Le 1er juillet 1986, à 0 h, selon le centre spatial Goddard de la NASA, la Terre comptait très exactement 6 076 satellites artificiels, au sens large du terme (satellites proprement dits, étages de fusées porteuses, débris divers). Sur ce total, 3 047 objets (50,2 p. 100) étaient d'origine américaine, 2 785 (45,8 p. 100) d'origine soviétique, les 244 autres (4 p. 100) se répartissant entre une vingtaine de pays. Cet ensemble ne représentait lui-même que 32 p. 100 des 16 860 objets ayant gravité autour de la Terre depuis le début de l'ère spatiale, dont plus des deux tiers se sont désagrégés dans l'atmosphère ou bien ont été récupérés au sol.

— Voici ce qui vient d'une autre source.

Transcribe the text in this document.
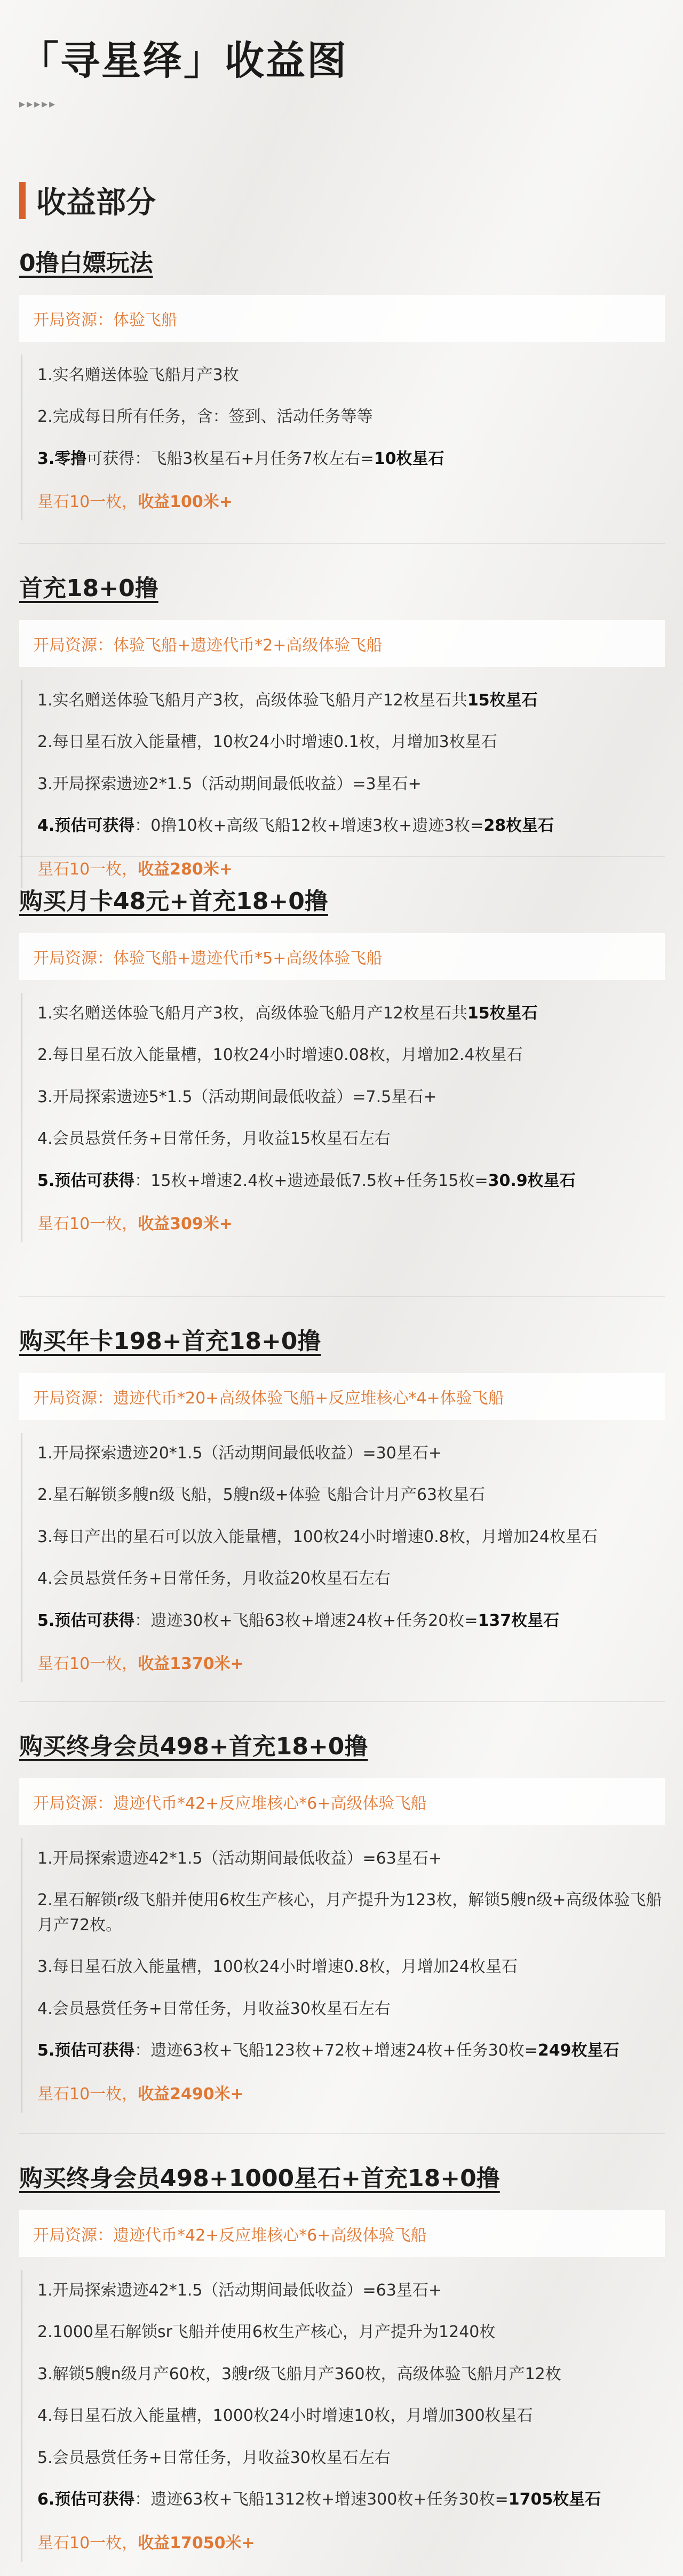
「寻星绎」收益图
▸▸▸▸▸
收益部分
0撸白嫖玩法
开局资源：体验飞船
1.实名赠送体验飞船月产3枚
2.完成每日所有任务，含：签到、活动任务等等
3.零撸可获得：飞船3枚星石+月任务7枚左右=10枚星石
星石10一枚，收益100米+
首充18+0撸
开局资源：体验飞船+遗迹代币*2+高级体验飞船
1.实名赠送体验飞船月产3枚，高级体验飞船月产12枚星石共15枚星石
2.每日星石放入能量槽，10枚24小时增速0.1枚，月增加3枚星石
3.开局探索遗迹2*1.5（活动期间最低收益）=3星石+
4.预估可获得：0撸10枚+高级飞船12枚+增速3枚+遗迹3枚=28枚星石
星石10一枚，收益280米+
购买月卡48元+首充18+0撸
开局资源：体验飞船+遗迹代币*5+高级体验飞船
1.实名赠送体验飞船月产3枚，高级体验飞船月产12枚星石共15枚星石
2.每日星石放入能量槽，10枚24小时增速0.08枚，月增加2.4枚星石
3.开局探索遗迹5*1.5（活动期间最低收益）=7.5星石+
4.会员悬赏任务+日常任务，月收益15枚星石左右
5.预估可获得：15枚+增速2.4枚+遗迹最低7.5枚+任务15枚=30.9枚星石
星石10一枚，收益309米+
购买年卡198+首充18+0撸
开局资源：遗迹代币*20+高级体验飞船+反应堆核心*4+体验飞船
1.开局探索遗迹20*1.5（活动期间最低收益）=30星石+
2.星石解锁多艘n级飞船，5艘n级+体验飞船合计月产63枚星石
3.每日产出的星石可以放入能量槽，100枚24小时增速0.8枚，月增加24枚星石
4.会员悬赏任务+日常任务，月收益20枚星石左右
5.预估可获得：遗迹30枚+飞船63枚+增速24枚+任务20枚=137枚星石
星石10一枚，收益1370米+
购买终身会员498+首充18+0撸
开局资源：遗迹代币*42+反应堆核心*6+高级体验飞船
1.开局探索遗迹42*1.5（活动期间最低收益）=63星石+
2.星石解锁r级飞船并使用6枚生产核心，月产提升为123枚，解锁5艘n级+高级体验飞船月产72枚。
3.每日星石放入能量槽，100枚24小时增速0.8枚，月增加24枚星石
4.会员悬赏任务+日常任务，月收益30枚星石左右
5.预估可获得：遗迹63枚+飞船123枚+72枚+增速24枚+任务30枚=249枚星石
星石10一枚，收益2490米+
购买终身会员498+1000星石+首充18+0撸
开局资源：遗迹代币*42+反应堆核心*6+高级体验飞船
1.开局探索遗迹42*1.5（活动期间最低收益）=63星石+
2.1000星石解锁sr飞船并使用6枚生产核心，月产提升为1240枚
3.解锁5艘n级月产60枚，3艘r级飞船月产360枚，高级体验飞船月产12枚
4.每日星石放入能量槽，1000枚24小时增速10枚，月增加300枚星石
5.会员悬赏任务+日常任务，月收益30枚星石左右
6.预估可获得：遗迹63枚+飞船1312枚+增速300枚+任务30枚=1705枚星石
星石10一枚，收益17050米+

La catastrophe de Challenger

Aux États-Unis, la tragédie de Challenger aura eu pour conséquence, en revanche, une révision déchirante de la politique des lanceurs spatiaux, avec l'abandon du quasi-monopole dont bénéficiait la navette et un retour partiel à l'usage de propulseurs traditionnels. Dévoilée le 15 août par le président Reagan, la nouvelle politique américaine de lanceurs spatiaux retire à la NASA et à ses navettes les missions commerciales pour les confier au secteur privé, auquel se trouve garanti l'accès aux centres de lancement de cap Canaveral, en Floride, et de Vandenberg, en Californie. Désormais, seront essentiellement confiées à la navette « les charges utiles importantes pour la sécurité nationale, la politique étrangère, l'exploration de l'espace ou le développement de nouvelles technologies », c'est-à-dire, en fait, les charges utiles scientifiques ou militaires. Certaines missions commerciales « dans l'intérêt de la politique étrangère », notamment les lancements de satellites accompagnés d'astronautes étrangers, continueront toutefois d'être effectuées par le Shuttle (angl., navette). Mais, pratiquement, la NASA ne pourra plus souscrire de nouveaux contrats commerciaux pour les missions classiques, et en particulier les satellites de télécommunications qui constituent l'essentiel du marché.